Bringing Sudan back from the cold through the Khartoum process
Despite a bleak human rights record and a president still being prosecuted by the International Criminal Court (ICC) for crimes against humanity, war crimes and genocide, Sudan seems to have regained international legitimacy, notably by putting forward its key role in two areas of particular importance to western countries: the fight against terrorism and the fight against « illegal » migration.
In October 2017, the US administration announced the lifting of all economic sanctions against Sudan, citing progress in humanitarian access to its territory, reduction of its military offensives, but also cooperation in the fight against terrorism. A decision that was immediately criticized by Human Rights Watch, which recalled the lack of progress on human rights, and Amnesty International, which accused the regime of using chemical weapons against civilians in Darfur between January and August 2016.
Sudan has also become a key partner for Europe in its efforts to prevent African migrants from reaching Europe. The « Khartoum Process », signed in November 2014 and reinforced one year later at the Valletta Summit on Migration, is a partnership between the European Union and some twenty African countries, such as Sudan, Libya and Eritrea. This agreement aims to combat trafficking in human beings in the Horn of Africa, but also and above all, to reduce the influx of African migrants into Europe and to encourage them to remain in their countries of origin.

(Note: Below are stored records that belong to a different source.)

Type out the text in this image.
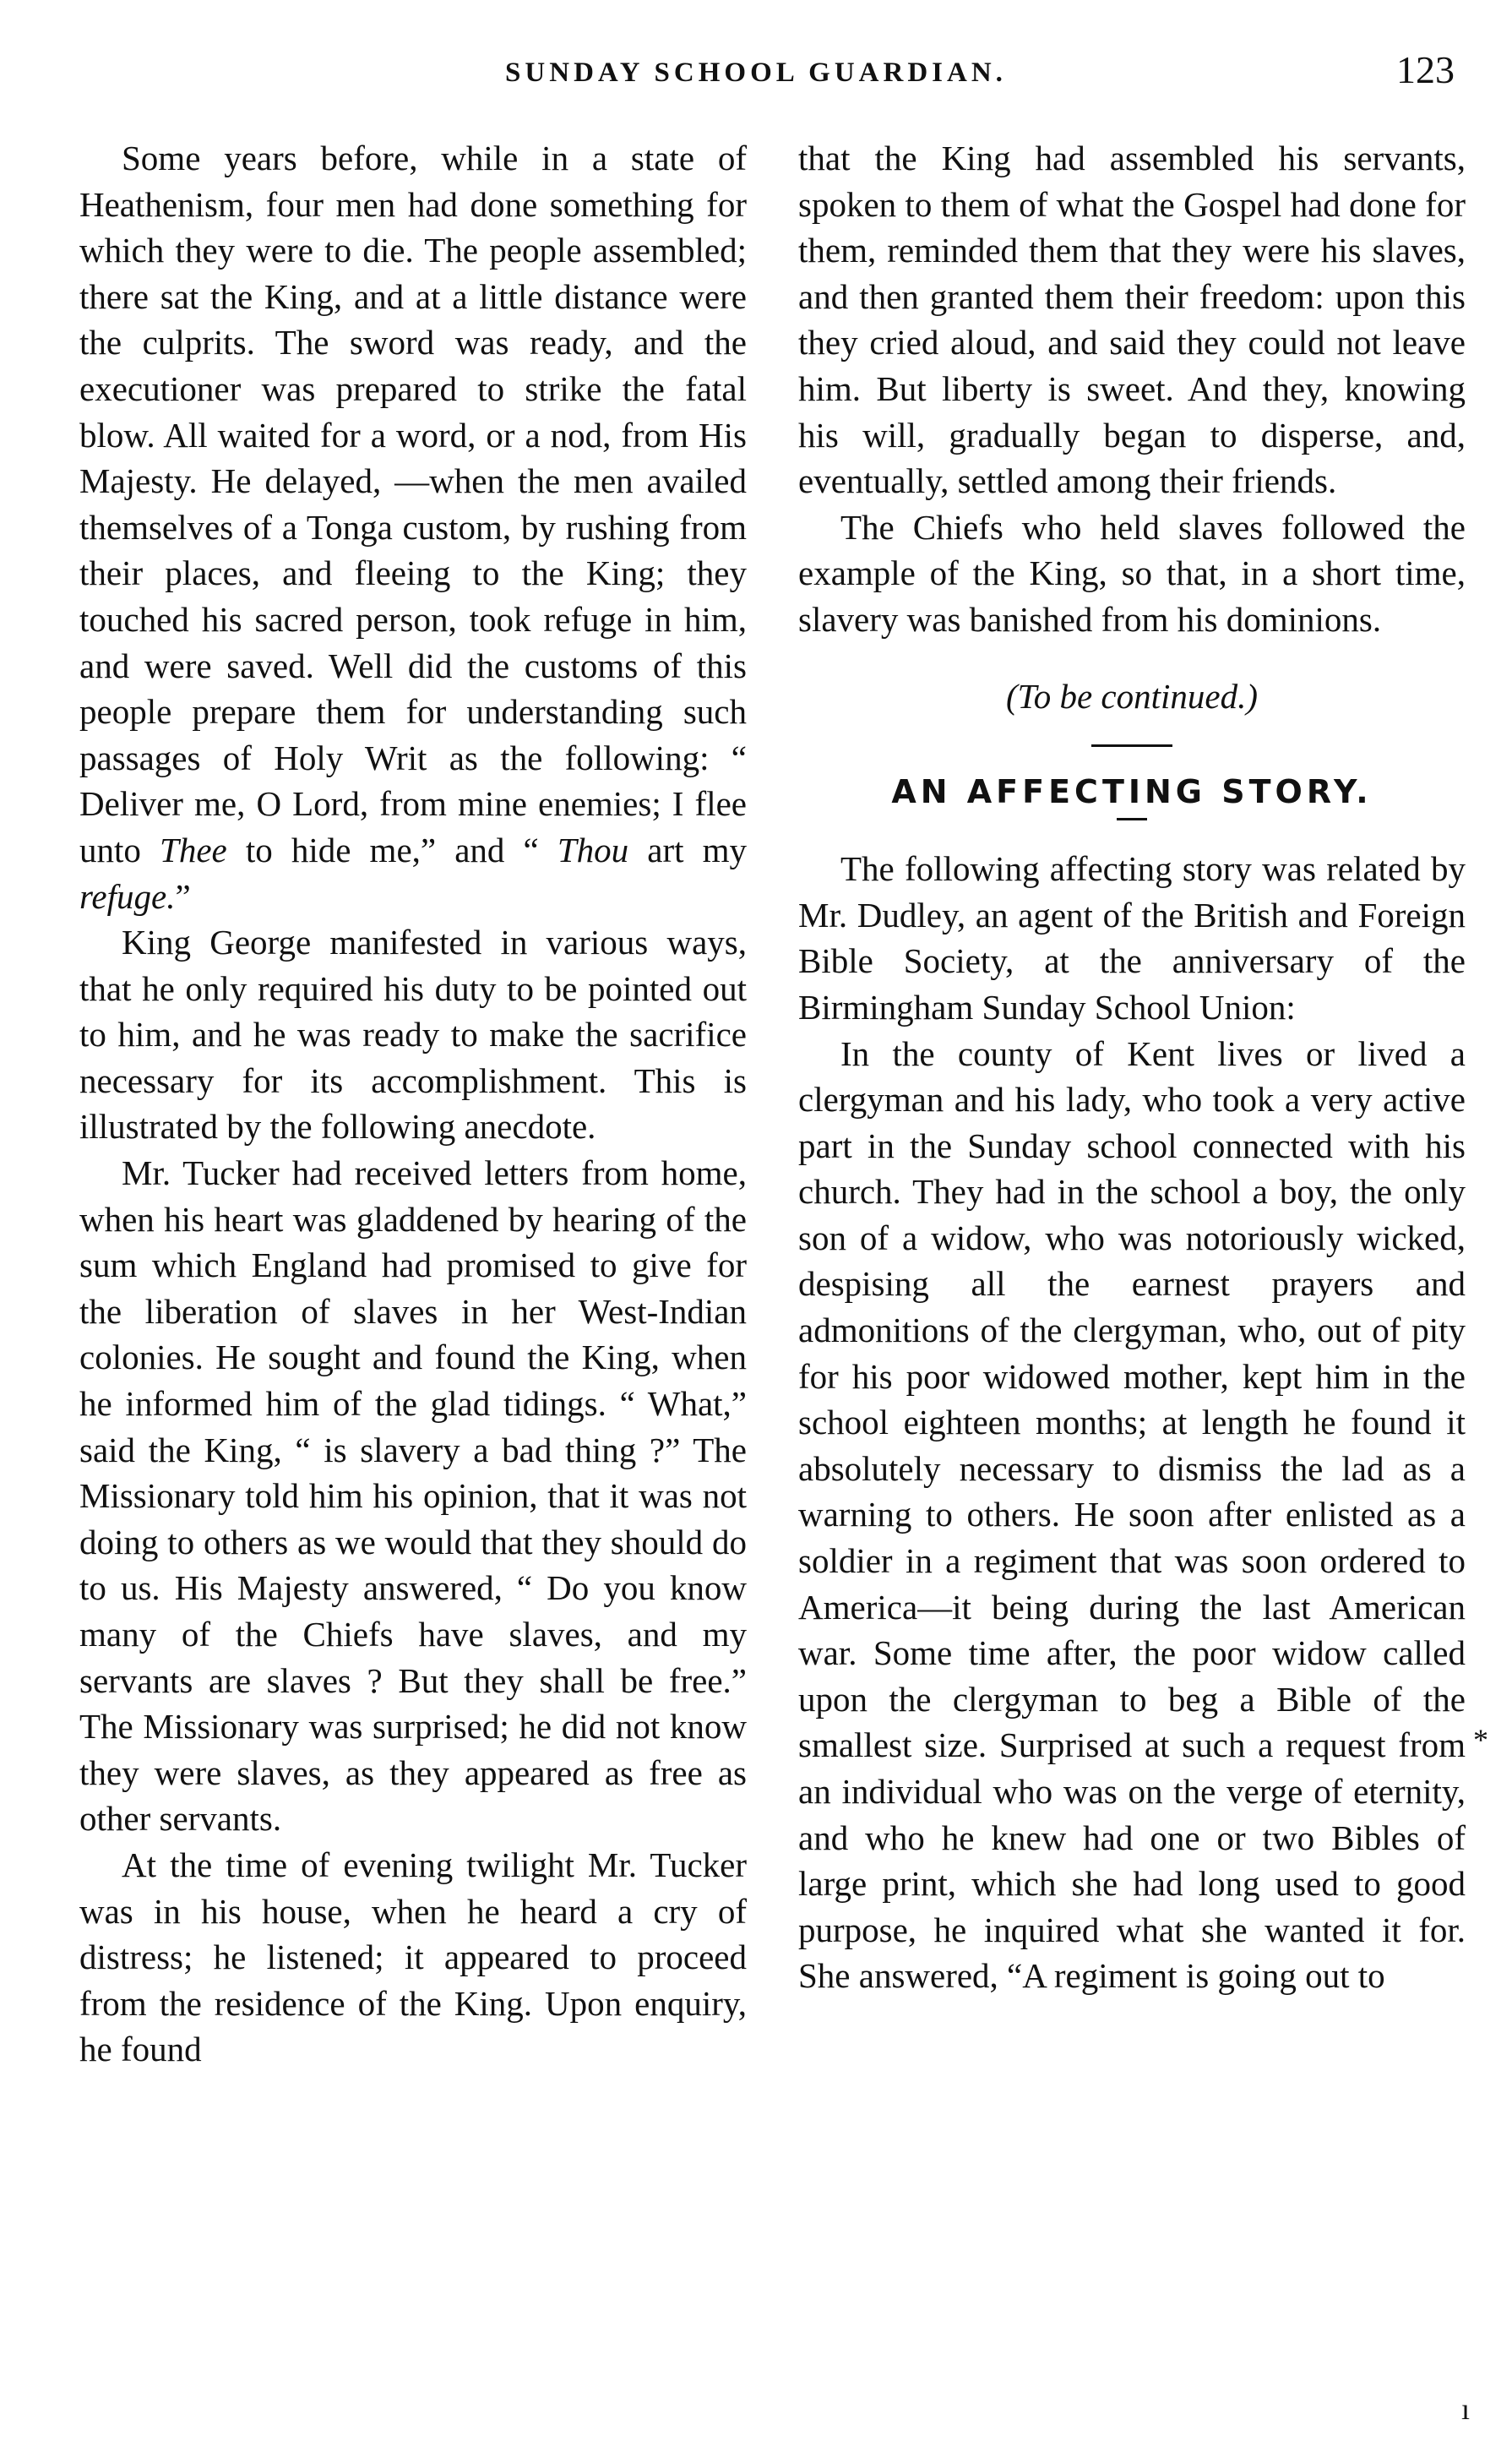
SUNDAY SCHOOL GUARDIAN.	123

Some years before, while in a state of Heathenism, four men had done something for which they were to die. The people assembled; there sat the King, and at a little distance were the culprits. The sword was ready, and the executioner was prepared to strike the fatal blow. All waited for a word, or a nod, from His Majesty. He delayed, —when the men availed themselves of a Tonga custom, by rushing from their places, and fleeing to the King; they touched his sacred person, took refuge in him, and were saved. Well did the customs of this people prepare them for understanding such passages of Holy Writ as the following: “ Deliver me, O Lord, from mine enemies; I flee unto Thee to hide me,” and “ Thou art my refuge.”

King George manifested in various ways, that he only required his duty to be pointed out to him, and he was ready to make the sacrifice necessary for its accomplishment. This is illustrated by the following anecdote.

Mr. Tucker had received letters from home, when his heart was gladdened by hearing of the sum which England had promised to give for the liberation of slaves in her West-Indian colonies. He sought and found the King, when he informed him of the glad tidings. “ What,” said the King, “ is slavery a bad thing ?” The Missionary told him his opinion, that it was not doing to others as we would that they should do to us. His Majesty answered, “ Do you know many of the Chiefs have slaves, and my servants are slaves ? But they shall be free.” The Missionary was surprised; he did not know they were slaves, as they appeared as free as other servants.

At the time of evening twilight Mr. Tucker was in his house, when he heard a cry of distress; he listened; it appeared to proceed from the residence of the King. Upon enquiry, he found

that the King had assembled his servants, spoken to them of what the Gospel had done for them, reminded them that they were his slaves, and then granted them their freedom: upon this they cried aloud, and said they could not leave him. But liberty is sweet. And they, knowing his will, gradually began to disperse, and, eventually, settled among their friends.

The Chiefs who held slaves followed the example of the King, so that, in a short time, slavery was banished from his dominions.

(To be continued.)

AN AFFECTING STORY.

The following affecting story was related by Mr. Dudley, an agent of the British and Foreign Bible Society, at the anniversary of the Birmingham Sunday School Union:

In the county of Kent lives or lived a clergyman and his lady, who took a very active part in the Sunday school connected with his church. They had in the school a boy, the only son of a widow, who was notoriously wicked, despising all the earnest prayers and admonitions of the clergyman, who, out of pity for his poor widowed mother, kept him in the school eighteen months; at length he found it absolutely necessary to dismiss the lad as a warning to others. He soon after enlisted as a soldier in a regiment that was soon ordered to America—it being during the last American war. Some time after, the poor widow called upon the clergyman to beg a Bible of the smallest size. Surprised at such a request from an individual who was on the verge of eternity, and who he knew had one or two Bibles of large print, which she had long used to good purpose, he inquired what she wanted it for. She answered, “A regiment is going out to

*
ı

In fact, Europe is thus relocating the surveillance of its borders and subcontracting asylum applications directly to Africa, even if this means entrusting this task to states with little regard for respect for human rights. Critics of this agreement point out in particular that the security forces responsible for monitoring the border between Sudan and Libya against migrant incursions, which are indirectly funded by the EU, are mainly composed of former Janjaweed militias responsible for atrocities in Darfur.
While Switzerland initially denied active participation in the Khartoum process, it acknowledged in early 2017 that it had joined the process, with voting and decision-making rights, in December 2016.
Forced returns facilitated by close cooperation with Sudan
In addition to this agreement on the management of migration flows between the European Union and Sudan, the EU Member States also maintain close relations with Sudan with regard to the identification and return of Sudanese migrants and asylum seekers. In September 2017, a controversy erupted in Belgium when the government had to explain the arrival of Sudanese officials to identify Sudanese migrants with a view to their return to Sudan. According to information quoted by the Belgian Green Party, at least 6 of them were tortured on their return. Amnesty International severely criticised the deportations, arguing that Belgium had violated its international obligations regarding non-refoulement of persons.
France has also acknowledged that it has collaborated on several occasions with the Khartoum regime since 2014 to facilitate the return of more than 200 Sudanese, some of whom claimed to be victims of the regime’s oppression. Last April, the New York Times reported that in the last 18 months more than 50 asylum seekers had been deported to Sudan from countries such as Italy, France and Belgium. Of the seven NYT interrogators, four reported being tortured upon their return.
In view of the reality of the threats faced by persons returned to Sudan, European countries must put an immediate end to forced returns. They must also ask themselves how far they are prepared to go to normalize their relationship with Sudan.